Generally, if some arrow is a coequalizer and has a kernel pair, it is the coequalizer of its kernel pair. Hence, in a regular category an arrow is a coequalizer iff it coequalizes its kernel pair, but what does this change?
A counterexample sometimes given in $\mathsf{Ab}$ is to pull back the coequalizer of the canonical injections $\iota _1,\iota _2:A\rightarrow A\oplus A$ along the zero morphism. But I don't see what this goes to show. Can someone explain?
 A: I think your first question "Isn't this just another name for a coequalizer?" is the source of your confusion. The answer is no. It is wrong to say that $f$ is a coequalizer. You need to say what $f$ is the coequalizer of i.e. being a coequalizer is defined with respect to a parallel pair of morphisms.
Regarding your last point. The pullback of that coequalizer diagram (i.e. the two morphism together with their coequalizer - the morphism from $A \oplus A \to A$ sending $(a,a')$ to $a+a'$) is the diagram consisting a parallel pair of zero morphisms $0 \to A$ together with the zero morphism $A\to 0$, which is clearly not a coequalizer diagram.
A: I think your confusion is ultimately a confusion about what it means for the various notions to be "stable under pullbacks".  First, "regular epis are stable under pullbacks" means that if 
$$\require{AMScd}
\begin{CD}
A @>{}>> B\\
@V{f'}VV @V{f}VV \\
C @>{}>> D
\end{CD}$$
is a pullback square and $f$ is regular epi, then $f'$ is also regular epi.  Second, "coequalizers are stable under pullbacks" means the following: Suppose you have a diagram
$$\begin{CD}
 && Z\\
& @V{a,b}VV \\
&& B\\
& @V{f}VV \\
C @>{g}>> D
\end{CD}$$
where $f$ is the coequalizer of a pair of parallel arrows $a$ and $b$.  (The arrow labelled $a,b$ should really be a double arrow, but as far as I know MathJax does not support double arrows in commutative diagrams.) Form the pullback $C\leftarrow A\to B$ of $f$ and $g$ and the pullback $C\leftarrow Y \to Z$ of $fa=fb$ and $g$.  Let $a':Y\to A$ be induced by the given map $Y\to C$ and the composition $Y\to Z\stackrel{a}\to B$, and similarly let $b':Y\to A$ be induced by $Y\to C$ and $Y\to Z\stackrel{b}\to B$.  We now have the following diagram:
$$\begin{CD}
Y @>{}>> Z\\
@V{a',b'}VV @V{a,b}VV \\
A @>{}>> B\\
@V{f'}VV @V{f}VV \\
C @>{g}>> D
\end{CD}$$
(Again, the vertical arrows on top should be double arrows.)

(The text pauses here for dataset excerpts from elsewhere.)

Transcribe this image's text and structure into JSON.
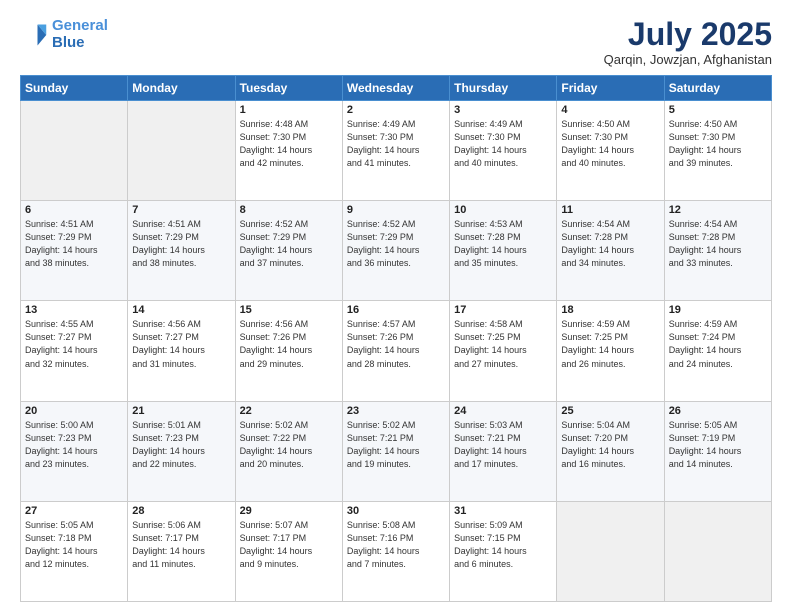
{
  "header": {
    "logo_line1": "General",
    "logo_line2": "Blue",
    "month": "July 2025",
    "location": "Qarqin, Jowzjan, Afghanistan"
  },
  "weekdays": [
    "Sunday",
    "Monday",
    "Tuesday",
    "Wednesday",
    "Thursday",
    "Friday",
    "Saturday"
  ],
  "weeks": [
    [
      {
        "day": "",
        "info": ""
      },
      {
        "day": "",
        "info": ""
      },
      {
        "day": "1",
        "info": "Sunrise: 4:48 AM\nSunset: 7:30 PM\nDaylight: 14 hours\nand 42 minutes."
      },
      {
        "day": "2",
        "info": "Sunrise: 4:49 AM\nSunset: 7:30 PM\nDaylight: 14 hours\nand 41 minutes."
      },
      {
        "day": "3",
        "info": "Sunrise: 4:49 AM\nSunset: 7:30 PM\nDaylight: 14 hours\nand 40 minutes."
      },
      {
        "day": "4",
        "info": "Sunrise: 4:50 AM\nSunset: 7:30 PM\nDaylight: 14 hours\nand 40 minutes."
      },
      {
        "day": "5",
        "info": "Sunrise: 4:50 AM\nSunset: 7:30 PM\nDaylight: 14 hours\nand 39 minutes."
      }
    ],
    [
      {
        "day": "6",
        "info": "Sunrise: 4:51 AM\nSunset: 7:29 PM\nDaylight: 14 hours\nand 38 minutes."
      },
      {
        "day": "7",
        "info": "Sunrise: 4:51 AM\nSunset: 7:29 PM\nDaylight: 14 hours\nand 38 minutes."
      },
      {
        "day": "8",
        "info": "Sunrise: 4:52 AM\nSunset: 7:29 PM\nDaylight: 14 hours\nand 37 minutes."
      },
      {
        "day": "9",
        "info": "Sunrise: 4:52 AM\nSunset: 7:29 PM\nDaylight: 14 hours\nand 36 minutes."
      },
      {
        "day": "10",
        "info": "Sunrise: 4:53 AM\nSunset: 7:28 PM\nDaylight: 14 hours\nand 35 minutes."
      },
      {
        "day": "11",
        "info": "Sunrise: 4:54 AM\nSunset: 7:28 PM\nDaylight: 14 hours\nand 34 minutes."
      },
      {
        "day": "12",
        "info": "Sunrise: 4:54 AM\nSunset: 7:28 PM\nDaylight: 14 hours\nand 33 minutes."
      }
    ],
    [
      {
        "day": "13",
        "info": "Sunrise: 4:55 AM\nSunset: 7:27 PM\nDaylight: 14 hours\nand 32 minutes."
      },
      {
        "day": "14",
        "info": "Sunrise: 4:56 AM\nSunset: 7:27 PM\nDaylight: 14 hours\nand 31 minutes."
      },
      {
        "day": "15",
        "info": "Sunrise: 4:56 AM\nSunset: 7:26 PM\nDaylight: 14 hours\nand 29 minutes."
      },
      {
        "day": "16",
        "info": "Sunrise: 4:57 AM\nSunset: 7:26 PM\nDaylight: 14 hours\nand 28 minutes."
      },
      {
        "day": "17",
        "info": "Sunrise: 4:58 AM\nSunset: 7:25 PM\nDaylight: 14 hours\nand 27 minutes."
      },
      {
        "day": "18",
        "info": "Sunrise: 4:59 AM\nSunset: 7:25 PM\nDaylight: 14 hours\nand 26 minutes."
      },
      {
        "day": "19",
        "info": "Sunrise: 4:59 AM\nSunset: 7:24 PM\nDaylight: 14 hours\nand 24 minutes."
      }
    ],
    [
      {
        "day": "20",
        "info": "Sunrise: 5:00 AM\nSunset: 7:23 PM\nDaylight: 14 hours\nand 23 minutes."
      },
      {
        "day": "21",
        "info": "Sunrise: 5:01 AM\nSunset: 7:23 PM\nDaylight: 14 hours\nand 22 minutes."
      },
      {
        "day": "22",
        "info": "Sunrise: 5:02 AM\nSunset: 7:22 PM\nDaylight: 14 hours\nand 20 minutes."
      },
      {
        "day": "23",
        "info": "Sunrise: 5:02 AM\nSunset: 7:21 PM\nDaylight: 14 hours\nand 19 minutes."
      },
      {
        "day": "24",
        "info": "Sunrise: 5:03 AM\nSunset: 7:21 PM\nDaylight: 14 hours\nand 17 minutes."
      },
      {
        "day": "25",
        "info": "Sunrise: 5:04 AM\nSunset: 7:20 PM\nDaylight: 14 hours\nand 16 minutes."
      },
      {
        "day": "26",
        "info": "Sunrise: 5:05 AM\nSunset: 7:19 PM\nDaylight: 14 hours\nand 14 minutes."
      }
    ],
    [
      {
        "day": "27",
        "info": "Sunrise: 5:05 AM\nSunset: 7:18 PM\nDaylight: 14 hours\nand 12 minutes."
      },
      {
        "day": "28",
        "info": "Sunrise: 5:06 AM\nSunset: 7:17 PM\nDaylight: 14 hours\nand 11 minutes."
      },
      {
        "day": "29",
        "info": "Sunrise: 5:07 AM\nSunset: 7:17 PM\nDaylight: 14 hours\nand 9 minutes."
      },
      {
        "day": "30",
        "info": "Sunrise: 5:08 AM\nSunset: 7:16 PM\nDaylight: 14 hours\nand 7 minutes."
      },
      {
        "day": "31",
        "info": "Sunrise: 5:09 AM\nSunset: 7:15 PM\nDaylight: 14 hours\nand 6 minutes."
      },
      {
        "day": "",
        "info": ""
      },
      {
        "day": "",
        "info": ""
      }
    ]
  ]
}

To say that "coequalizers are stable under pullbacks" means that in this diagram, $f'$ is the coequalizer of $a'$ and $b'$.

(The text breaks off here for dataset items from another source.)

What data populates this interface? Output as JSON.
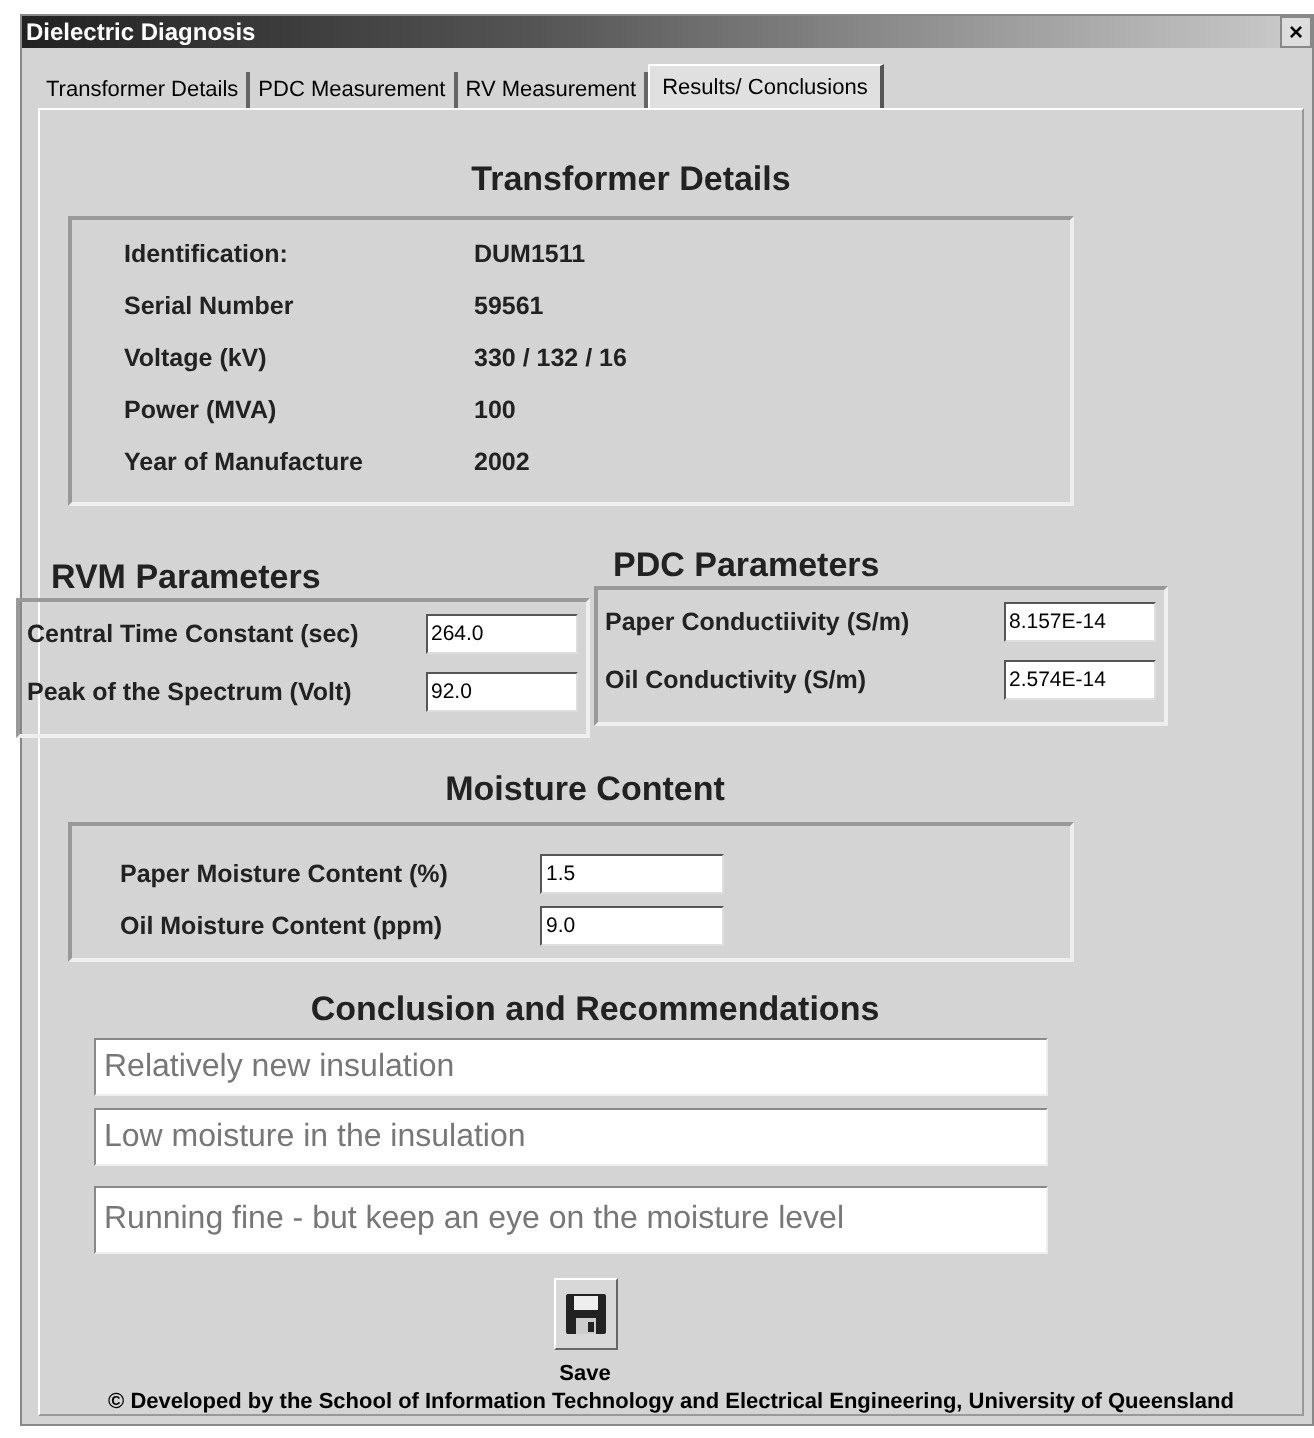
{
  "window": {
    "title": "Dielectric Diagnosis",
    "close": "×"
  },
  "tabs": [
    {
      "label": "Transformer Details",
      "selected": false
    },
    {
      "label": "PDC Measurement",
      "selected": false
    },
    {
      "label": "RV  Measurement",
      "selected": false
    },
    {
      "label": "Results/ Conclusions",
      "selected": true
    }
  ],
  "transformer_details": {
    "heading": "Transformer Details",
    "rows": [
      {
        "label": "Identification:",
        "value": "DUM1511"
      },
      {
        "label": "Serial Number",
        "value": "59561"
      },
      {
        "label": "Voltage (kV)",
        "value": "330  / 132  / 16"
      },
      {
        "label": "Power (MVA)",
        "value": "100"
      },
      {
        "label": "Year of Manufacture",
        "value": "2002"
      }
    ]
  },
  "rvm_parameters": {
    "heading": "RVM Parameters",
    "fields": [
      {
        "label": "Central Time Constant (sec)",
        "value": "264.0"
      },
      {
        "label": "Peak of the Spectrum (Volt)",
        "value": "92.0"
      }
    ]
  },
  "pdc_parameters": {
    "heading": "PDC Parameters",
    "fields": [
      {
        "label": "Paper Conductiivity (S/m)",
        "value": "8.157E-14"
      },
      {
        "label": "Oil Conductivity (S/m)",
        "value": "2.574E-14"
      }
    ]
  },
  "moisture_content": {
    "heading": "Moisture Content",
    "fields": [
      {
        "label": "Paper Moisture Content (%)",
        "value": "1.5"
      },
      {
        "label": "Oil Moisture Content (ppm)",
        "value": "9.0"
      }
    ]
  },
  "conclusions": {
    "heading": "Conclusion and Recommendations",
    "lines": [
      "Relatively new insulation",
      "Low moisture in the insulation",
      "Running fine - but keep an eye on the moisture level"
    ]
  },
  "save_label": "Save",
  "footer": "© Developed by the School of Information Technology and Electrical Engineering, University of Queensland"
}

In particular, even if regular epis are stable under pullback, there is no particular reason to believe that $f'$ is the coequalizer of $a'$ and $b'$: all you know is that there must exist some maps $c,d:X\to A$ which $f'$ is the coequalizer of.

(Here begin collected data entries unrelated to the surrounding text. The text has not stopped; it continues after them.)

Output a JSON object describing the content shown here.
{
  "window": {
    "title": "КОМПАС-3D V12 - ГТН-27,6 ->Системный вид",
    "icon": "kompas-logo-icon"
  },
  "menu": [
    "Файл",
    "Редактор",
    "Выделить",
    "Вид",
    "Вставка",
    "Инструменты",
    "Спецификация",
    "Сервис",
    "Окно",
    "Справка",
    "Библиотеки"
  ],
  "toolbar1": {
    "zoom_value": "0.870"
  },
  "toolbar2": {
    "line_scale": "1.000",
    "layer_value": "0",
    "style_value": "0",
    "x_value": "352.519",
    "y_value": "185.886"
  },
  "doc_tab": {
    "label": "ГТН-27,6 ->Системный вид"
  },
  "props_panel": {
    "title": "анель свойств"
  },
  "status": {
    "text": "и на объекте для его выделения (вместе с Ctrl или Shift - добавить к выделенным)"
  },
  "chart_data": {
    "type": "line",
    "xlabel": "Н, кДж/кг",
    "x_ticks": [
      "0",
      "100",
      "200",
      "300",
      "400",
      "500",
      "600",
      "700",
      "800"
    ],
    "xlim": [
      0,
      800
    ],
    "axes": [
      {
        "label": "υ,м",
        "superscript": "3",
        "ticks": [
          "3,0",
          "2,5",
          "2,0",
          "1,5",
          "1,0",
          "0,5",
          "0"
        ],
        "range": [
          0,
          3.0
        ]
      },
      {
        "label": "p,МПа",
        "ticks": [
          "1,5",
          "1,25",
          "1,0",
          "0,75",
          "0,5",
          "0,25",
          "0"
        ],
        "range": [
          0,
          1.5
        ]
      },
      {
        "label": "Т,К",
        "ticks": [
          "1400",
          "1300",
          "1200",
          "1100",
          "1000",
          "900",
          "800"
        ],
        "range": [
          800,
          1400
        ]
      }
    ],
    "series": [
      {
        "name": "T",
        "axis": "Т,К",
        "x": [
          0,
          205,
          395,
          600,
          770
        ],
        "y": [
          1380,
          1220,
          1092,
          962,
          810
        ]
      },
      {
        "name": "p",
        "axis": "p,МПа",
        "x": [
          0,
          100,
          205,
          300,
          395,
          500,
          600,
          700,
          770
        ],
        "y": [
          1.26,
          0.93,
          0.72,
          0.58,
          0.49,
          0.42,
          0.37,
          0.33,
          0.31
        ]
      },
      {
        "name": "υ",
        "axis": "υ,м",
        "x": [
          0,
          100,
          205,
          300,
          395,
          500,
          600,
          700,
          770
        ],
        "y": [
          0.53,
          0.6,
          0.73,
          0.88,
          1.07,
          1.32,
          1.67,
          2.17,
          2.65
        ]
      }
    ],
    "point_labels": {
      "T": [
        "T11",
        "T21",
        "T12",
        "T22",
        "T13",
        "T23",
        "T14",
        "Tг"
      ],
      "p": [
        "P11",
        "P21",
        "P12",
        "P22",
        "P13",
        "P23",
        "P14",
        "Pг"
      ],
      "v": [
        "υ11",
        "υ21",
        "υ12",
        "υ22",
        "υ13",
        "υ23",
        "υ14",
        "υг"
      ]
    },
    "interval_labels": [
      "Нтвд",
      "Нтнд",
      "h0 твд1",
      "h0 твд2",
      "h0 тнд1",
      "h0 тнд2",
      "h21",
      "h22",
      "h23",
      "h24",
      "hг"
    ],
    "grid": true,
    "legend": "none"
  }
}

It is a worthwhile exercise to work out what's going on in this diagram in $\mathsf{Ab}$ when $B=Z\oplus Z$, $a,b:Z\to B$ are the two inclusions, $f:B\to D=Z$ is the coequalizer (i.e., the map $(x,y)\mapsto x+y$), and $C=0$.  You should get that $A\cong Z$ and $Y=0$, so unless $Z=0$, $f'$ is not the coequalizer of $a'$ and $b'$.